Garcia maintained that the current standard of care for those suffering from chronic veno-occlusive disease and post-thrombotic syndrome, which includes anticoagulation, compression, elevation and when necessary, wound care, is simply not sufficient.

Therefore, the ACCESS PTS (Accelerated thrombolysis for post-thrombotic syndrome using EKOS) study was initiated. It is a prospective, multicentre study at 29 sites looking at symptomatic lower extremity deep vein thrombosis that was present for greater than six months. Patients had to have at minimum femoral deep vein thrombosis to be included in the study , while those with isolated iliofemoral deep vein thrombosis were excluded. The deep vein thrombosis had to be ultrasound documented for at least six months and patients were required to have failed a minimum of three months of conservative therapy— including therapeutic anticoagulation and compression—as well as a baseline Villalta score of ≥8.

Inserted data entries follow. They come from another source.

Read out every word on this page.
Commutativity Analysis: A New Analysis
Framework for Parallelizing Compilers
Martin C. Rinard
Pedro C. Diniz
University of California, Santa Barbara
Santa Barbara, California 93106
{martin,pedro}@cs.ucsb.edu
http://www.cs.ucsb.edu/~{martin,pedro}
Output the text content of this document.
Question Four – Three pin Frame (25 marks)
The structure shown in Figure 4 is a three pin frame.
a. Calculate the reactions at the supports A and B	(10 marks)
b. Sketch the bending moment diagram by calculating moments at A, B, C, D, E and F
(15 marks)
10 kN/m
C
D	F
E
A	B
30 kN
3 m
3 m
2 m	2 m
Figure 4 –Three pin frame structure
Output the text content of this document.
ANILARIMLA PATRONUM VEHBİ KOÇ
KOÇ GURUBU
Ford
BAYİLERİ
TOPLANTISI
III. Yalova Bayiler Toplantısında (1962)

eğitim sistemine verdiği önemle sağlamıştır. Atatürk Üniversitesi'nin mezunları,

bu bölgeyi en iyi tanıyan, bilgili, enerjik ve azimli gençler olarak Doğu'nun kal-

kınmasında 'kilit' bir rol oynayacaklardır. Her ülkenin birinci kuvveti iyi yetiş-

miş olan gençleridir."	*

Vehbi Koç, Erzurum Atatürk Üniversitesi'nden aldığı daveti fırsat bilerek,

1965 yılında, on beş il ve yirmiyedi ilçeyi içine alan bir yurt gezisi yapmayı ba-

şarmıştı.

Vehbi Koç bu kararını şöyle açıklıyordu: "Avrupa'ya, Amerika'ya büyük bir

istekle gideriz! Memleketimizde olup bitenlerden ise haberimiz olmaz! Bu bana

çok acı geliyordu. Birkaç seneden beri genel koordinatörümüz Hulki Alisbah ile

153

The primary endpoints were a reduction of 4 on the Villalta scale at 30 days compared to baseline in at least 50% of patients and an increase in blood flow calculated by time to washout in the affected segments.

Seventy-eight patients (82 limbs) with mean deep vein thrombosis time of 13.2 months were included in the study.

Garcia reported that a 4 point reduction in the Villalta scale at 30 days was seen in 67% of the patients treated (p=0.003, confidence interval [CI] 95%). The overall Villalta results saw a mean improvement of 49% from baseline out to 365 days, and went from a mean baseline score of 15.5 (severe PTS) to 7.8 (mild PTS) at one-year (p< 0.0001). Similarly, the VCSS results showed a mean improvement of 42.7% from baseline at 365 days, from a score of 12 down to 6.9 (p< 0.0001). As for quality of life results, the VEINES-QOL found a mean improvement of 36.4% at 365 days with a baseline score of 61.1 that improved to 79.9 at 365 days.

Garcia reported that the safety endpoint was met, with only one major bleed related to anticoagulation, recurrent deep vein thrombosis in three patients, and pulmonary embolism in one patient within 30 days but after initial discharge home.

In conclusion, the ACCESS PTS study found that for patients suffering from chronic veno-occlusive disease and post-thrombotic syndrome, endovascular intervention using EKOS therapy is a safe and effective treatment for not only recanalising chronic venous occlusions, but also in reducing the post-thrombotic sequelae based on Villalta and VCSS scores as well as improving the patients quality of life.